I wailed into the rain, fear getting the better of my attempts at bravery. Everything within me shouted that I should hunker into a ball to protect the new life growing within me. Maybe if I let Goode take me and he discovered I was pregnant with Artemis’s child, he would cast me aside and this whole thing would be over.
That thought was blasted right out of my head as Goode got close enough to grab my shirt.
“No! No, get off me!” I shouted, writhing and twisting wildly as I stumbled toward the edge of the cliff. I could just barely hear the crashing of the waves against the rocks below over the rain. “Let me go!”

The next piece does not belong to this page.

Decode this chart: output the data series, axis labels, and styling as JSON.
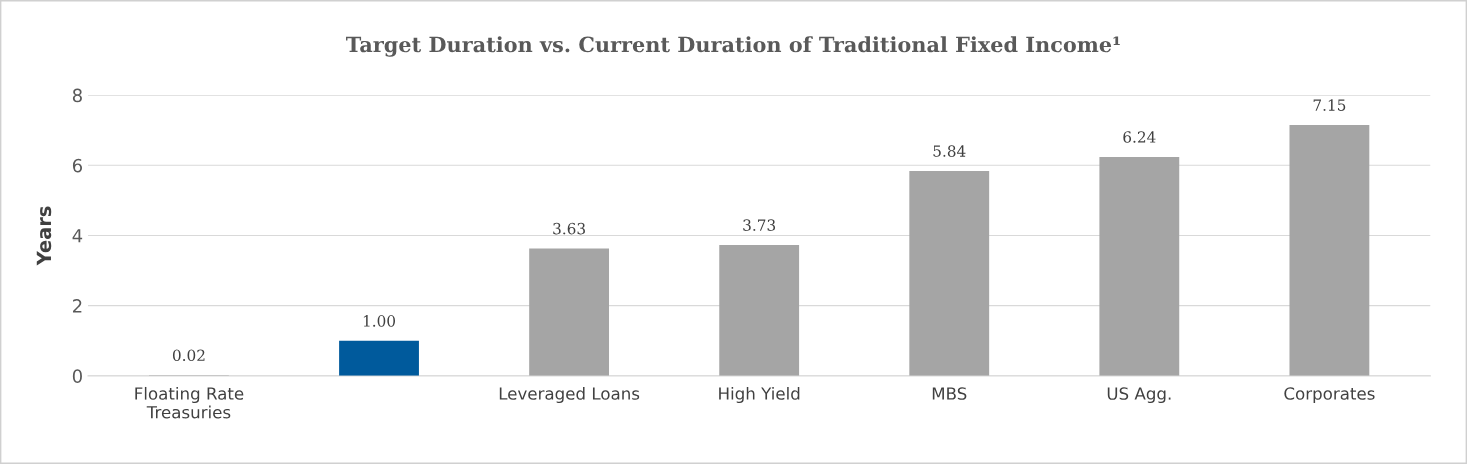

“Never!” Goode shouted in return. “You’re my omega, mine! I’ll teach you not to run away from me ever again. By the time I’m through with you, you’ll be begging for the release of death, and since you’ve let another man touch you, I might just oblige.”
I shouted wordlessly and squirmed for all I was worth to get away.
The exact opposite happened. Goode clamped an arm around my waist and lifted me off my feet so that I was pedaling and thrashing in the air.
I cried out in terror, but then something completely unexpected happened. The world seemed to disappear from under me and I went tumbling into the darkness. Goode’s grip around my waist loosened, then he lost me entirely as we hit something hard and cold.
“Gideon!” I heard Fletcher’s desperate cry somewhere above me.
I was convinced I’d died and was sinking into Hell.Everything seemed to be shifting and sliding around me as rain and mud pushed down on me.